The type of fuel used originally in the hybrid motor is called HTPB — a mixture called Hydroxyl-terminated polybutadiene. It's been used as solid rocket fuel for some time, and solid fuel rockets like Japan's M-5 rocket use it. The original SpaceShip One used this fuel as well.

Around May, ScaledComposites moved engine development for the SpaceShip Two in-house from Sierra Nevada Corporation, decided to go with a new sort of fuel for subsequent flights. The motor was designed to use either fuel from the outset.


This new fuel — a polydamide — is a sort of thermoset plastic very similar to nylon. It has been tested in that engine on ground tests successfully on several occasions, but this last flight was its first in-air use in the craft. That doesn't necessarily mean the new fuel was the cause, and initial reports suggest that the motor and fuel tanks were not damaged from whatever the initial incident was, so there's that. Even so, it's likely there will be more speculation and investigation into the performance of the motor and fuel.

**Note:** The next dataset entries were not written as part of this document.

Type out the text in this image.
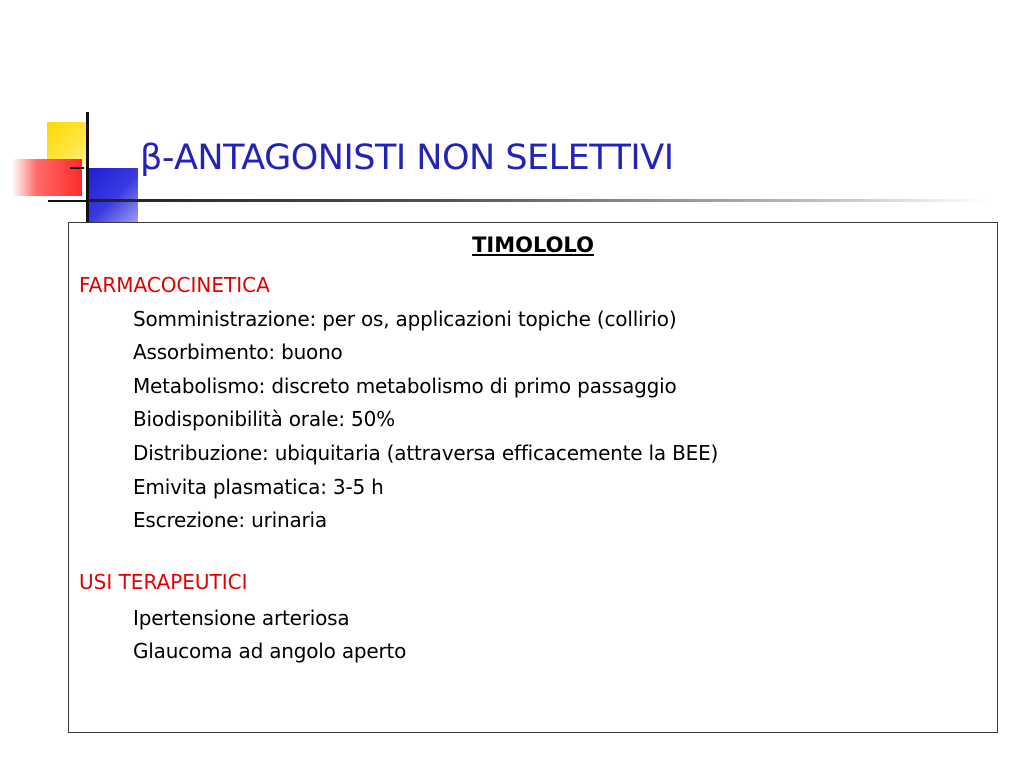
β-ANTAGONISTI NON SELETTIVI
TIMOLOLO
FARMACOCINETICA
Somministrazione: per os, applicazioni topiche (collirio)
Assorbimento: buono
Metabolismo: discreto metabolismo di primo passaggio
Biodisponibilità orale: 50%
Distribuzione: ubiquitaria (attraversa efficacemente la BEE)
Emivita plasmatica: 3-5 h
Escrezione: urinaria
USI TERAPEUTICI
Ipertensione arteriosa
Glaucoma ad angolo aperto
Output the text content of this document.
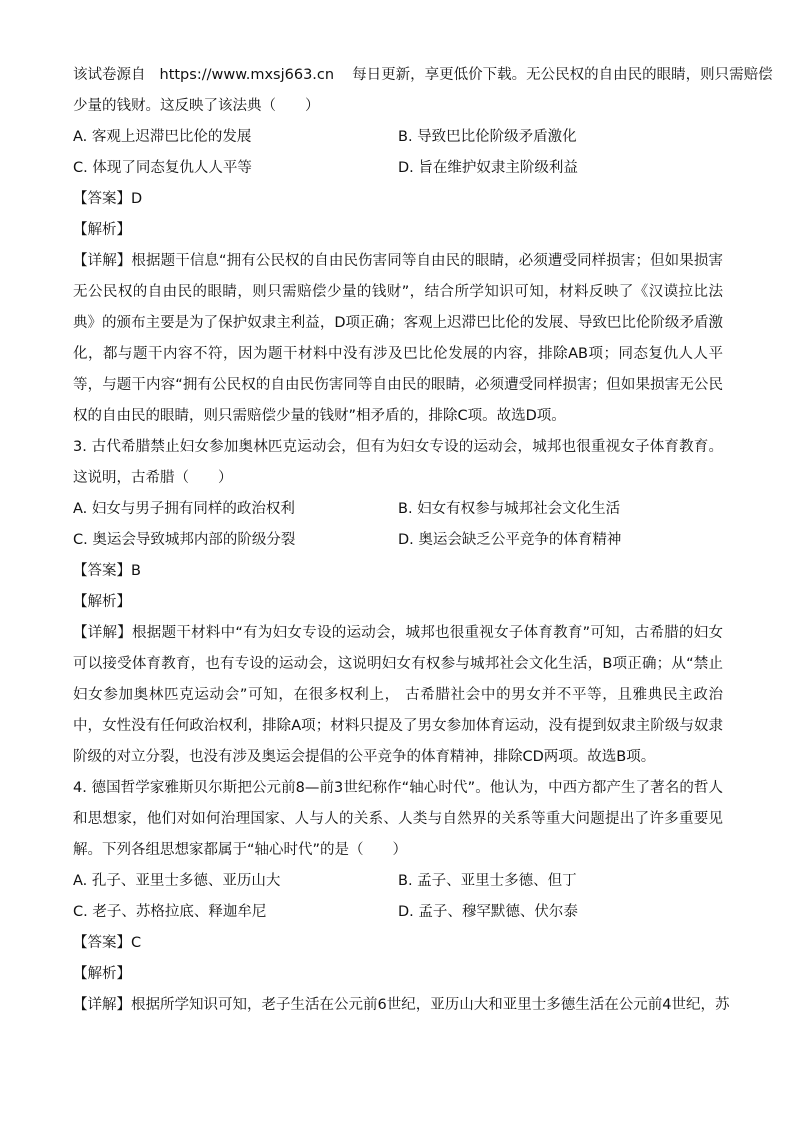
该试卷源自 https://www.mxsj663.cn 每日更新，享更低价下载。无公民权的自由民的眼睛，则只需赔偿
少量的钱财。这反映了该法典（　　）
A. 客观上迟滞巴比伦的发展	B. 导致巴比伦阶级矛盾激化
C. 体现了同态复仇人人平等	D. 旨在维护奴隶主阶级利益
【答案】D
【解析】
【详解】根据题干信息“拥有公民权的自由民伤害同等自由民的眼睛，必须遭受同样损害；但如果损害无公民权的自由民的眼睛，则只需赔偿少量的钱财”，结合所学知识可知，材料反映了《汉谟拉比法典》的颁布主要是为了保护奴隶主利益，D项正确；客观上迟滞巴比伦的发展、导致巴比伦阶级矛盾激化，都与题干内容不符，因为题干材料中没有涉及巴比伦发展的内容，排除AB项；同态复仇人人平等，与题干内容“拥有公民权的自由民伤害同等自由民的眼睛，必须遭受同样损害；但如果损害无公民权的自由民的眼睛，则只需赔偿少量的钱财”相矛盾的，排除C项。故选D项。
3. 古代希腊禁止妇女参加奥林匹克运动会，但有为妇女专设的运动会，城邦也很重视女子体育教育。这说明，古希腊（　　）
A. 妇女与男子拥有同样的政治权利	B. 妇女有权参与城邦社会文化生活
C. 奥运会导致城邦内部的阶级分裂	D. 奥运会缺乏公平竞争的体育精神
【答案】B
【解析】
【详解】根据题干材料中“有为妇女专设的运动会，城邦也很重视女子体育教育”可知，古希腊的妇女可以接受体育教育，也有专设的运动会，这说明妇女有权参与城邦社会文化生活，B项正确；从“禁止妇女参加奥林匹克运动会”可知，在很多权利上， 古希腊社会中的男女并不平等，且雅典民主政治中，女性没有任何政治权利，排除A项；材料只提及了男女参加体育运动，没有提到奴隶主阶级与奴隶阶级的对立分裂，也没有涉及奥运会提倡的公平竞争的体育精神，排除CD两项。故选B项。
4. 德国哲学家雅斯贝尔斯把公元前8—前3世纪称作“轴心时代”。他认为，中西方都产生了著名的哲人和思想家，他们对如何治理国家、人与人的关系、人类与自然界的关系等重大问题提出了许多重要见解。下列各组思想家都属于“轴心时代”的是（　　）
A. 孔子、亚里士多德、亚历山大	B. 孟子、亚里士多德、但丁
C. 老子、苏格拉底、释迦牟尼	D. 孟子、穆罕默德、伏尔泰
【答案】C
【解析】
【详解】根据所学知识可知，老子生活在公元前6世纪，亚历山大和亚里士多德生活在公元前4世纪，苏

The one significant incident this engine did have occurred in July 2007, and was caused by the liquid oxidizer, which dental-surgery, gearhead speed junkies, and certain junkies will be familiar with, since it's nitrous oxide.

The 2007 test was a ground test used to test the flow of the oxidizer to the motor. The oxidizer tank was filled with 10,000 lbs of nitrous oxide, the injector ran for 15 seconds when the tank violently exploded, killing three. The tank has been found intact at the crash site, so it doesn't appear this same situation occurred, but, again, these are the facts of the history of the systems.


We don't yet know what the cause was, of course, but hopefully a cause and solution will be found. And hopefully this bit of background about SpaceShip Two's systems will help those of us unfamiliar with these sorts of spacecraft understand what's being evaluated.